Incremental growth in the asset base of employer-sponsored pension funds shows no signs of halting or even slowing down. Of course, its extent and pace depend on the vicissitudes of Canadian and international economies and capital markets in the years ahead. Another key variable remains the going-to-market of still more plans in the public sector in future (along with the reconstituted Canada Pension Plan, expected to itself reach $125 billion within a decade). As a consequence, pension funds can reasonably be anticipated to expand beyond the $600 billion mark before, or not long after, the year 2000 with some restructuring-driven growth still to come.

Mechanics of pension governance

Issues pertaining to the governance of multi-stakeholder pension funds have come to fore in recent years. In their 1998 book Pension Fund Excellence: Creating Value for Stakeholders, Keith Ambachtsheer and Don Ezra hint at the reasons why, among other things, few funds have adopted current mission statements or clear enunciations of long-term goals and organizational strategies. Lack of direction and transparency at this level, say the authors, may well be the tip of the iceberg in some cases.Endnote 15

Recently, PIAC sought to correct this situation by crafting guidelines for model governance principles and practices (Effective Pension Plan Governance, 1997). Guidelines address such key areas as the selection and function of governing fiduciaries (i.e., trustees), power-sharing between trustees and managers, and procedures/techniques for investment performance monitoring, review, reportage and evaluation.
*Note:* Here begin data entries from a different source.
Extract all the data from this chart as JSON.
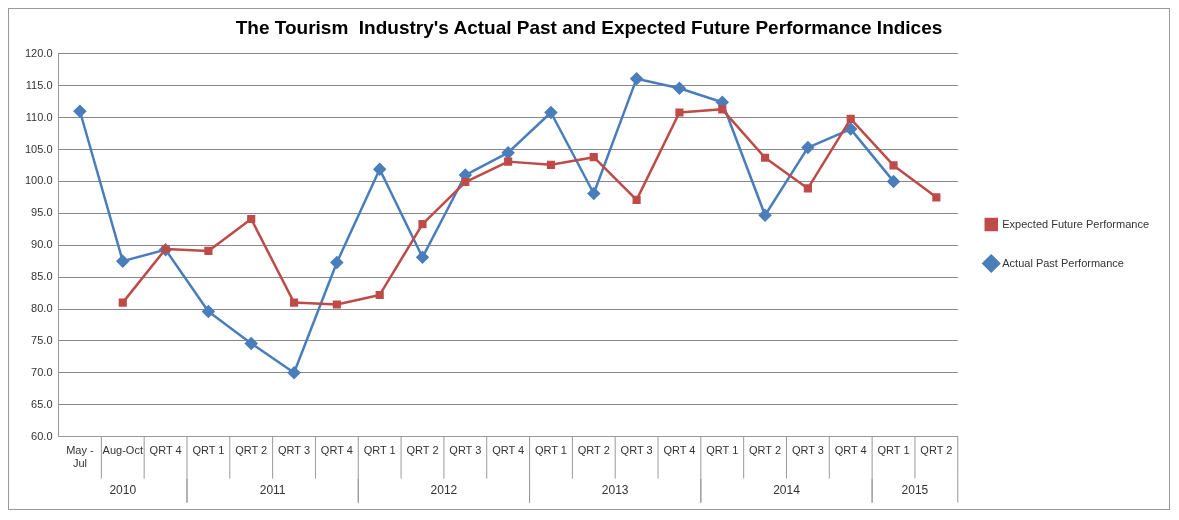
{
  "chart_data": {
    "type": "line",
    "title": "The Tourism  Industry's Actual Past and Expected Future Performance Indices",
    "categories": [
      "May - Jul",
      "Aug-Oct",
      "QRT 4",
      "QRT 1",
      "QRT 2",
      "QRT 3",
      "QRT 4",
      "QRT 1",
      "QRT 2",
      "QRT 3",
      "QRT 4",
      "QRT 1",
      "QRT 2",
      "QRT 3",
      "QRT 4",
      "QRT 1",
      "QRT 2",
      "QRT 3",
      "QRT 4",
      "QRT 1",
      "QRT 2"
    ],
    "series": [
      {
        "name": "Actual Past Performance",
        "color": "#4a7ebb",
        "marker": "diamond",
        "values": [
          111.0,
          87.5,
          89.3,
          79.6,
          74.6,
          70.0,
          87.3,
          101.9,
          88.1,
          101.0,
          104.5,
          110.8,
          98.1,
          116.1,
          114.6,
          112.4,
          94.7,
          105.3,
          108.2,
          100.0,
          null
        ]
      },
      {
        "name": "Expected Future Performance",
        "color": "#be4b48",
        "marker": "square",
        "values": [
          null,
          81.0,
          89.4,
          89.1,
          94.1,
          81.0,
          80.7,
          82.2,
          93.3,
          99.9,
          103.1,
          102.6,
          103.8,
          97.1,
          110.8,
          111.3,
          103.7,
          98.9,
          109.8,
          102.5,
          97.5
        ]
      }
    ],
    "annotations": [
      "2010",
      "2011",
      "2012",
      "2013",
      "2014",
      "2015"
    ],
    "ylim": [
      60,
      120
    ],
    "yticks": [
      {
        "value": 60,
        "label": "60.0"
      },
      {
        "value": 65,
        "label": "65.0"
      },
      {
        "value": 70,
        "label": "70.0"
      },
      {
        "value": 75,
        "label": "75.0"
      },
      {
        "value": 80,
        "label": "80.0"
      },
      {
        "value": 85,
        "label": "85.0"
      },
      {
        "value": 90,
        "label": "90.0"
      },
      {
        "value": 95,
        "label": "95.0"
      },
      {
        "value": 100,
        "label": "100.0"
      },
      {
        "value": 105,
        "label": "105.0"
      },
      {
        "value": 110,
        "label": "110.0"
      },
      {
        "value": 115,
        "label": "115.0"
      },
      {
        "value": 120,
        "label": "120.0"
      }
    ],
    "grid": "y",
    "legend": "right",
    "line_style": "solid"
  }
}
Irrespective of their multi-various institutional designs, legal status ensures some commonality in the Canadian pension plan universe. Plans registered under federal or provincial regulatory regimes and Revenue Canada must comply with pension standards legislation in a given jurisdiction as well as the federal Income Tax Act. These requirements are matched by incentives - registered arrangements automatically entitle employees to tax-free plan contributions, while the registered plan's investment earnings are also permitted to accrue without taxation.
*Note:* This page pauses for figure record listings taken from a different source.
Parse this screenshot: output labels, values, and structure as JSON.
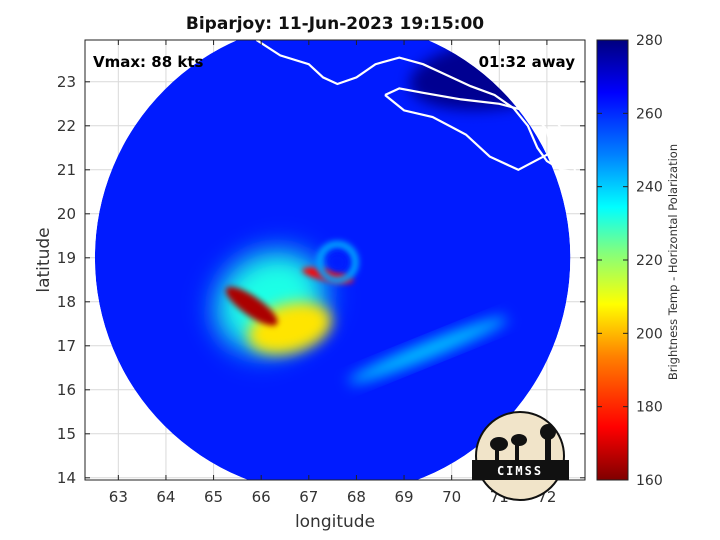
{
  "chart_data": {
    "type": "heatmap",
    "title": "Biparjoy: 11-Jun-2023 19:15:00",
    "xlabel": "longitude",
    "ylabel": "latitude",
    "xlim": [
      62.3,
      72.8
    ],
    "ylim": [
      13.95,
      23.95
    ],
    "x_ticks": [
      63,
      64,
      65,
      66,
      67,
      68,
      69,
      70,
      71,
      72
    ],
    "y_ticks": [
      14,
      15,
      16,
      17,
      18,
      19,
      20,
      21,
      22,
      23
    ],
    "grid": true,
    "annotations": {
      "left": "Vmax: 88 kts",
      "right": "01:32 away"
    },
    "colorbar": {
      "label": "Brightness Temp - Horizontal Polarization",
      "range": [
        160,
        280
      ],
      "ticks": [
        160,
        180,
        200,
        220,
        240,
        260,
        280
      ],
      "colors": [
        "#7f0000",
        "#ff0000",
        "#ff8000",
        "#ffff00",
        "#80ff80",
        "#00ffff",
        "#0080ff",
        "#0000ff",
        "#00007f"
      ]
    },
    "swath": {
      "center": [
        67.5,
        19.0
      ],
      "radius_deg": 5.2
    },
    "storm_center": [
      67.6,
      18.9
    ],
    "features": [
      {
        "name": "background ocean",
        "lon": 67.5,
        "lat": 19.0,
        "value": 262
      },
      {
        "name": "coastal land region",
        "lon": 71.0,
        "lat": 23.2,
        "value": 278
      },
      {
        "name": "outer rainband",
        "lon": 66.2,
        "lat": 18.0,
        "value": 232
      },
      {
        "name": "inner rainband",
        "lon": 66.6,
        "lat": 17.4,
        "value": 205
      },
      {
        "name": "intense convection (southwest)",
        "lon": 65.8,
        "lat": 17.9,
        "value": 165
      },
      {
        "name": "eyewall arc (northeast)",
        "lon": 67.4,
        "lat": 18.6,
        "value": 175
      },
      {
        "name": "southeastern rainband",
        "lon": 69.5,
        "lat": 16.9,
        "value": 240
      }
    ],
    "logo_text": "CIMSS"
  }
}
As the chosen funding mechanism of most pension funds, the trust agreement gives clarity to that most critical of phrases: "fiduciary responsibility." The trust frames the exercise of this obligation in a relationship between individual fiduciaries/trustees (at least three, one of whom must be at arm's length from the sponsoring employer), or a trust company, holding title to pension assets, and plan members (i.e., participating employees and retirees). In other words, fiduciaries owe loyalty to plan participants and beneficiaries and are legally answerable to them for all aspects of long-term pension administration, benefits funding, investment and management of assets.

Categories of fiduciaries and their respective duties can be further delineated. At the top, there are governing fiduciaries that, according to legislation in a given Canadian jurisdiction, act as the official plan administrator. In general, these tend to be the sponsoring employers or specific pension boards and committees of diverse compositions.
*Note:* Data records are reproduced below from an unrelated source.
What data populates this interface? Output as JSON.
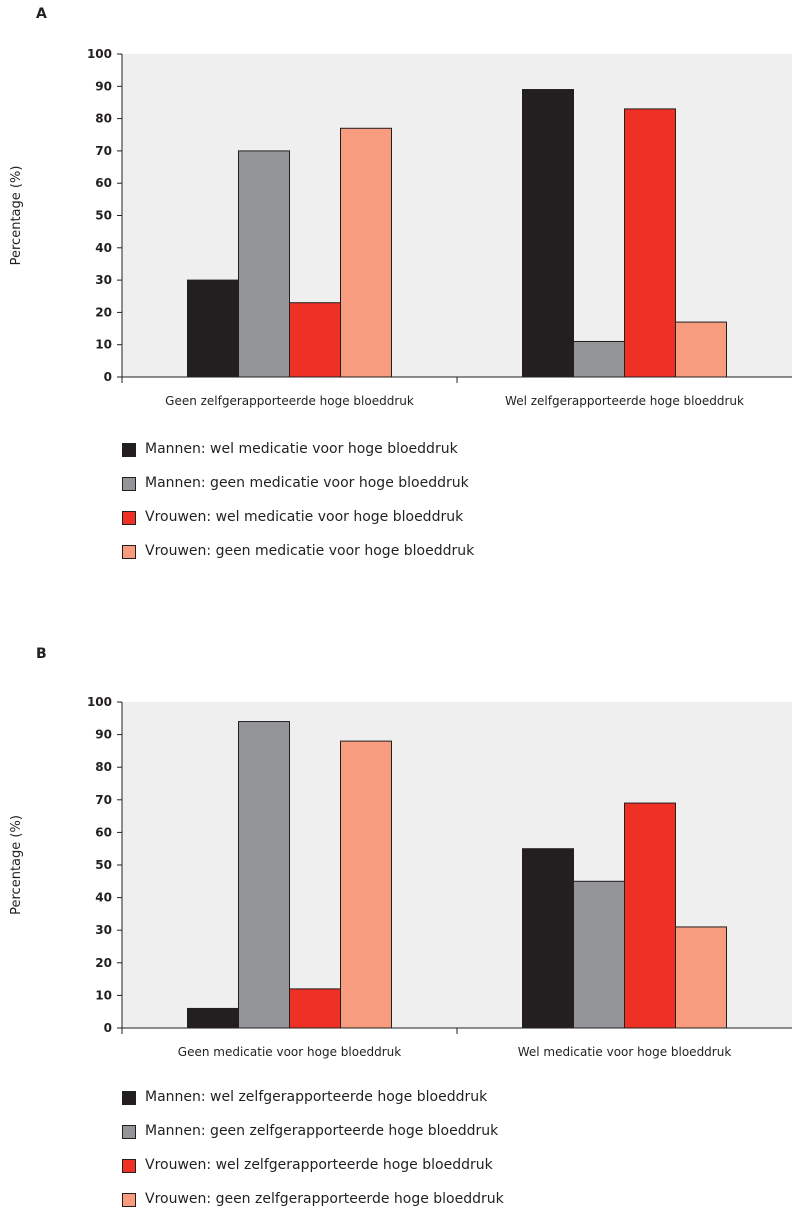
{
  "chart_data": [
    {
      "panel_label": "A",
      "type": "bar",
      "ylabel": "Percentage (%)",
      "ylim": [
        0,
        100
      ],
      "yticks": [
        0,
        10,
        20,
        30,
        40,
        50,
        60,
        70,
        80,
        90,
        100
      ],
      "grid": false,
      "background": "#efefef",
      "categories": [
        "Geen zelfgerapporteerde hoge bloeddruk",
        "Wel zelfgerapporteerde hoge bloeddruk"
      ],
      "series": [
        {
          "name": "Mannen: wel medicatie voor hoge bloeddruk",
          "color": "#231f20",
          "values": [
            30,
            89
          ]
        },
        {
          "name": "Mannen: geen medicatie voor hoge bloeddruk",
          "color": "#939598",
          "values": [
            70,
            11
          ]
        },
        {
          "name": "Vrouwen: wel medicatie voor hoge bloeddruk",
          "color": "#ee3124",
          "values": [
            23,
            83
          ]
        },
        {
          "name": "Vrouwen: geen medicatie voor hoge bloeddruk",
          "color": "#f79c7f",
          "values": [
            77,
            17
          ]
        }
      ]
    },
    {
      "panel_label": "B",
      "type": "bar",
      "ylabel": "Percentage (%)",
      "ylim": [
        0,
        100
      ],
      "yticks": [
        0,
        10,
        20,
        30,
        40,
        50,
        60,
        70,
        80,
        90,
        100
      ],
      "grid": false,
      "background": "#efefef",
      "categories": [
        "Geen medicatie voor hoge bloeddruk",
        "Wel medicatie voor hoge bloeddruk"
      ],
      "series": [
        {
          "name": "Mannen: wel zelfgerapporteerde hoge bloeddruk",
          "color": "#231f20",
          "values": [
            6,
            55
          ]
        },
        {
          "name": "Mannen: geen zelfgerapporteerde hoge bloeddruk",
          "color": "#939598",
          "values": [
            94,
            45
          ]
        },
        {
          "name": "Vrouwen: wel zelfgerapporteerde hoge bloeddruk",
          "color": "#ee3124",
          "values": [
            12,
            69
          ]
        },
        {
          "name": "Vrouwen: geen zelfgerapporteerde hoge bloeddruk",
          "color": "#f79c7f",
          "values": [
            88,
            31
          ]
        }
      ]
    }
  ]
}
In the case of single employer pension plans in the private sector, it is usual for corporate boards of directors to delegate administrative decision-making to a sub-committee. In the case of multi-employer plans, this role is instead filled by a joint trusteeship process of equal numbers of employer and employee representatives (or, in some instances, the latter alone) that frequently emerges from collective bargaining agreements. Plans in government and the public and para-public sectors may observe some version of these two approaches.